Argentina is planning to sell its first euro-denominated bond in more than a decade as the reformist government of president Mauricio Macri takes advantage of low borrowing costs and investors scramble for richer yields.
The government has hired BBVA, BNP Paribas and Credit Suisse to help market the debt on a roadshow that begins next week and will visit London, Germany, Paris, Amsterdam and Milan.
Efforts to tap the eurobond market come almost six months after Argentina sold a $16.5bn dollar bond, the largest ever issue from a developing economy and a stunning return to the international debt market for the Latin American country after a 15-year exile.
“There is definitely the argument that where rates are in Europe, investors in Europe who traditionally would not have looked at LatAm . . . are now more or less forced to,” said a banker familiar with the deal.
The maturity and possible pricing of the debt have yet to be decided. April’s dollar bond, which came at several maturities, followed an agreed $4.65bn cash payment for “holdout” creditors, including Elliott Management, who refused to restructure debt after the 2001 default.
The 10-year portion of the deal was priced to yield 7.5 per cent, down from 8 per cent thanks to robust investor demand.
Argentina will join Chile, Colombia and Peru which have all recently tapped the euro sovereign bond market. Record-low interest rates have enticed borrowers, and forced investors to look further afield as part of an increasingly difficult search for yield.

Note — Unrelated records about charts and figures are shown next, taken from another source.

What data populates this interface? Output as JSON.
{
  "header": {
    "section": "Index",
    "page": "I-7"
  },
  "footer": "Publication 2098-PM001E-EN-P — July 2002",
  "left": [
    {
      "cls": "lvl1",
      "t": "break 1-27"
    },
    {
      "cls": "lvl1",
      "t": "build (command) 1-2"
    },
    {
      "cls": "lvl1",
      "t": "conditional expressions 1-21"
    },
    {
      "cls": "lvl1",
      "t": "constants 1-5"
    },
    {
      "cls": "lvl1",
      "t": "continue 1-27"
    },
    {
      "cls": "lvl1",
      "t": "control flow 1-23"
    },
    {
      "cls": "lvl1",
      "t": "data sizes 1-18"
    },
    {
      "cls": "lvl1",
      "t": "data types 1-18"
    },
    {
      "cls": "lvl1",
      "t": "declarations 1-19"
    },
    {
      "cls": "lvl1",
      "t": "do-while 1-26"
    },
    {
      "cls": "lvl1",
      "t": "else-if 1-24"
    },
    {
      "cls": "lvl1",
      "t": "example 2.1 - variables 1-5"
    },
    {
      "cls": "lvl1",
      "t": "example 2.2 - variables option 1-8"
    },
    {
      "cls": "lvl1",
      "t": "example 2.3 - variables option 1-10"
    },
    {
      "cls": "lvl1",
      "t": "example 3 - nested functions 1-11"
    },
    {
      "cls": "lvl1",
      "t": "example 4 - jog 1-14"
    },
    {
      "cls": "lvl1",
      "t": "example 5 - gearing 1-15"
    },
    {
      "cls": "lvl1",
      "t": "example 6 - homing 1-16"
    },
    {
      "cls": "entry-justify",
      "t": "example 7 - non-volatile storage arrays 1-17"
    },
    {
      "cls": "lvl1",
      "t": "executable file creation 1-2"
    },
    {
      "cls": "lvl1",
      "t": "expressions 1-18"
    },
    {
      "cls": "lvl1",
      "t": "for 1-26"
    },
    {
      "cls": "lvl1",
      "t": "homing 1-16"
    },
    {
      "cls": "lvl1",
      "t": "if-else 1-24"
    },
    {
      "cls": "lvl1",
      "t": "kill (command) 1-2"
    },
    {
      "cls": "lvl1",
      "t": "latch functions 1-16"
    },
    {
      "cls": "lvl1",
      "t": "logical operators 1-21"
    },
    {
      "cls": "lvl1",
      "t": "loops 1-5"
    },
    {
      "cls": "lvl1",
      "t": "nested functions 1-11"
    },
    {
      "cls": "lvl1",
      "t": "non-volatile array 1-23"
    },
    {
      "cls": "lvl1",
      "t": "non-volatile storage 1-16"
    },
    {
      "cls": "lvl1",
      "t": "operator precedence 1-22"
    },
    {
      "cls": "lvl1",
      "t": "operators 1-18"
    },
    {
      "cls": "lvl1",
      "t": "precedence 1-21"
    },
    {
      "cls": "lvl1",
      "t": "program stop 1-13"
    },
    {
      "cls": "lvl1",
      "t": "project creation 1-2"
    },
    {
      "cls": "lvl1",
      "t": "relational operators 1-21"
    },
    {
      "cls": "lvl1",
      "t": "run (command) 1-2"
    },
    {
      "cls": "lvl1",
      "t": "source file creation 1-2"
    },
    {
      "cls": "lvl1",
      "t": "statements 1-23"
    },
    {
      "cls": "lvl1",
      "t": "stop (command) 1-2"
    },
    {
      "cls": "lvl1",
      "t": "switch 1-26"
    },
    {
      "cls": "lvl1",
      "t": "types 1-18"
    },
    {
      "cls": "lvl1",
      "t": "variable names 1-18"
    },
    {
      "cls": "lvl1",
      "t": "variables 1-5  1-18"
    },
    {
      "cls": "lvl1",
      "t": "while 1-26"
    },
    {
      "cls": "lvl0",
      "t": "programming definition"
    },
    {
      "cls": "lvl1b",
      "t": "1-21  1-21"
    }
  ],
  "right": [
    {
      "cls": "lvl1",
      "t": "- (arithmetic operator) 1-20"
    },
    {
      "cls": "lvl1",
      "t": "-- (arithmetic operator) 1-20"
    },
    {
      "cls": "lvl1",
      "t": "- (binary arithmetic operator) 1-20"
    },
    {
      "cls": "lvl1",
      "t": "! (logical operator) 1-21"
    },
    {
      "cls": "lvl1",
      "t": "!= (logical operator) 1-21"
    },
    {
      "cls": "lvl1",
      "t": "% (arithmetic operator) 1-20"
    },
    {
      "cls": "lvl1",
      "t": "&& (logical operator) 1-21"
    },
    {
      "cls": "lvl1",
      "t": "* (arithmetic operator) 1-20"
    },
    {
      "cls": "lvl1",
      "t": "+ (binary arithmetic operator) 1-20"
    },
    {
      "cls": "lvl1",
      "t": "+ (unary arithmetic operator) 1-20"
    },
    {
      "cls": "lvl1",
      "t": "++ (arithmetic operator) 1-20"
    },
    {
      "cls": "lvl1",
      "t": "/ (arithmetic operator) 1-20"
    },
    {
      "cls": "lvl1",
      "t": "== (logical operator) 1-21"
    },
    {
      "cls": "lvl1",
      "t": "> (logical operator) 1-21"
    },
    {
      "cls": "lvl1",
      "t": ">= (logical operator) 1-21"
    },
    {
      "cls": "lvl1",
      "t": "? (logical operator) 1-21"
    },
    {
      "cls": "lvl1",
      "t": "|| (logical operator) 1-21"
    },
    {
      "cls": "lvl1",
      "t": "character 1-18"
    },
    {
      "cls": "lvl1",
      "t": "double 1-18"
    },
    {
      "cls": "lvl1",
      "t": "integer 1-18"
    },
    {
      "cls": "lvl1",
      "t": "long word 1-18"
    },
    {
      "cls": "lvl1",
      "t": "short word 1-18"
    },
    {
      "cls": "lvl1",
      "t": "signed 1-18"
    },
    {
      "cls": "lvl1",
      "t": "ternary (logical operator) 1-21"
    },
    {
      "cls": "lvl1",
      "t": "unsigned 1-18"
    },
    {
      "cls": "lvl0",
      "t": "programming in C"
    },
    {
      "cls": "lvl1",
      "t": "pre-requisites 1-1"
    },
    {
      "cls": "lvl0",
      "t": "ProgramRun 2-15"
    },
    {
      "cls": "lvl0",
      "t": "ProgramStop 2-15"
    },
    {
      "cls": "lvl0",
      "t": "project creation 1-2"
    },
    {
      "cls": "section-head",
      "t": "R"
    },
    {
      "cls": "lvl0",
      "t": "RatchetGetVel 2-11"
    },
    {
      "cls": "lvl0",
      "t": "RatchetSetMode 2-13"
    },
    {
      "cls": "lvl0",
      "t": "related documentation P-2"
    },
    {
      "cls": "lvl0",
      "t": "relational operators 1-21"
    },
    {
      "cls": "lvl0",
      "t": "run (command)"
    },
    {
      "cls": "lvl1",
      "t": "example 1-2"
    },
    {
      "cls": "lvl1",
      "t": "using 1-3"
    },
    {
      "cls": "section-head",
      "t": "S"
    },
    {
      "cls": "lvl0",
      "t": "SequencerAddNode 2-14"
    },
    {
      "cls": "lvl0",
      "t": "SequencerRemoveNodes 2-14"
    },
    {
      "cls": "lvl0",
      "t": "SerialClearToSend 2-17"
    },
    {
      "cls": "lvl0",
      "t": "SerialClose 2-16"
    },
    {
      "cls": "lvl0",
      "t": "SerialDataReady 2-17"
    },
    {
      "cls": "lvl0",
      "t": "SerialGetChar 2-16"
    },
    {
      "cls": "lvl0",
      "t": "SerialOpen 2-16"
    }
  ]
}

Emerging market investors say Argentina’s bond is likely to prove attractive given the yields available in developed economies, where low rates or, in the case of the Eurozone and Japan, negative benchmark rates, have driven yields to record low levels.
“I would argue that you are much better off in an Argentine bond trading 400-500 basis points over (US treasuries) than an Italian bond,” said Jan Dehn, head of research at Ashmore, an emerging markets investment house. “Argentina has done more reforms in the past six months than they have in the past 15 years,” he added.
The election Mr Macri at the end of last year has improved investor sentiment towards Argentina. In December, he lifted capital controls in a sign of a pro-market shift in the country’s policies. One concern is the future supply of Argentine debt, which has been low over the past decade but now stands to increase steadily.
“The profile of Argentine debt is very benign — what you’re going to get in Argentina is constant supply. If you keep providing supply, eventually prices go down,” said Mr Dehn.
Argentina’s sovereign debt is rated B3/B- by rating agencies Moody’s and S&P.